Question

The interval on which the function \(f(x)=2x^3 +12x^2 +18x-7\) is decreasing, is:

• A. [-3,-1]
• B. (-2,-1)
• C. [-3,0]
• D. [-2,-1]

Answer 1

The Correct Option is A

To determine the interval on which the function \(f(x)=2x^3+12x^2+18x-7\) is decreasing, we need to find where the derivative of the function, \(f'(x)\), is negative.
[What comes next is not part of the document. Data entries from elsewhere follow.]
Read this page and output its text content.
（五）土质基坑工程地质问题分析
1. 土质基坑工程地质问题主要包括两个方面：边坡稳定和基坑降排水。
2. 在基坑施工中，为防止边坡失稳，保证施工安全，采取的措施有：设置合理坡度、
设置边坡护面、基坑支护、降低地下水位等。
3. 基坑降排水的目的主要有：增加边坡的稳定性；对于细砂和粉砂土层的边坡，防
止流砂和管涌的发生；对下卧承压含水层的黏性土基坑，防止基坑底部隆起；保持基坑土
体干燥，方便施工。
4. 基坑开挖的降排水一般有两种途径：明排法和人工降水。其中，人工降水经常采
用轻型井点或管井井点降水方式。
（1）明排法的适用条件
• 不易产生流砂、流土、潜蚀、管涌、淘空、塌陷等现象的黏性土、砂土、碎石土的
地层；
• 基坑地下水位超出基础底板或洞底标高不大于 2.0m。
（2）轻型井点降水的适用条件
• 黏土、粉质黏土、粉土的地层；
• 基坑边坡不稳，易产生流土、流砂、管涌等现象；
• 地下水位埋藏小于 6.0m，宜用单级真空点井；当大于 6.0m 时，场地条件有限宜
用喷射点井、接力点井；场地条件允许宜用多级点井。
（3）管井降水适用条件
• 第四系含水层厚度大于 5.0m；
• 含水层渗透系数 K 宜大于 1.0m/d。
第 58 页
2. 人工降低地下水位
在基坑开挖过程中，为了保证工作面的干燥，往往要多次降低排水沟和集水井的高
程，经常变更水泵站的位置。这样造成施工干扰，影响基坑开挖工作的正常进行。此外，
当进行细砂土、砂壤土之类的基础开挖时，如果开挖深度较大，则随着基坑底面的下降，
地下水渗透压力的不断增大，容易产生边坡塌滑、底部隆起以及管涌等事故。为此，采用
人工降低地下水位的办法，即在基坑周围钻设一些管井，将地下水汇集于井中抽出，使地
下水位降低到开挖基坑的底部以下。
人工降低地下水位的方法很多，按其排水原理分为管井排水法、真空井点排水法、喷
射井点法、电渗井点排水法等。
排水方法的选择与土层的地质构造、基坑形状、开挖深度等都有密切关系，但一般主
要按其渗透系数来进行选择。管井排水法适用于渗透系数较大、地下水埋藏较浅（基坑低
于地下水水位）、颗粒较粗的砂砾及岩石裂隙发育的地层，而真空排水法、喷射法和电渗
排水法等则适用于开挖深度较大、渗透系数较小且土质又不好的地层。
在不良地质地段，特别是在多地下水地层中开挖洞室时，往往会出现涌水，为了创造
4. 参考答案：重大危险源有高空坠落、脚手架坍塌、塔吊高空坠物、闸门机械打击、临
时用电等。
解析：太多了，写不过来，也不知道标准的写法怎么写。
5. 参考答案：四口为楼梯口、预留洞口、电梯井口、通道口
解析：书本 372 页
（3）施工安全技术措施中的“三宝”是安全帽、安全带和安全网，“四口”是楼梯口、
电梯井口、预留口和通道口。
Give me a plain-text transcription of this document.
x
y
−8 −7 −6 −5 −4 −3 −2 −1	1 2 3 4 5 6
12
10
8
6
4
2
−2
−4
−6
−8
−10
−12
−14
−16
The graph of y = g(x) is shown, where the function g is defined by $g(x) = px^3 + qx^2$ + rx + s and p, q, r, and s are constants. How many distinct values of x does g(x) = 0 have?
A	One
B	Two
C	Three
Begin by calculating the derivative: \(f'(x)=\frac{d}{dx}(2x^3+12x^2+18x-7)=6x^2+24x+18\).
Next, find the critical points by setting \(f'(x)\) to zero: \(6x^2+24x+18=0\).
Divide the entire equation by 6 to simplify: \(x^2+4x+3=0\).
Factor the quadratic equation: \((x+1)(x+3)=0\).
This gives the critical points \(x=-1\) and \(x=-3\).
Now, determine the sign of \(f'(x)\) in the intervals created by these critical points: \((-∞,-3)\), \((-3,-1)\), and \((-1,∞)\).
Pick test points in each interval:

• For \((-∞,-3)\), choose \(x=-4\): \(f'(-4)=6(-4)^2+24(-4)+18=54\), positive.
• For \((-3,-1)\), choose \(x=-2\): \(f'(-2)=6(-2)^2+24(-2)+18=-6\), negative.
• For \((-1,∞)\), choose \(x=0\): \(f'(0)=6(0)^2+24(0)+18=18\), positive.

Thus, \(f(x)\) is decreasing in the interval \([-3,-1]\) where \(f'(x)<0\). Therefore, the correct answer is the interval \([-3,-1]\).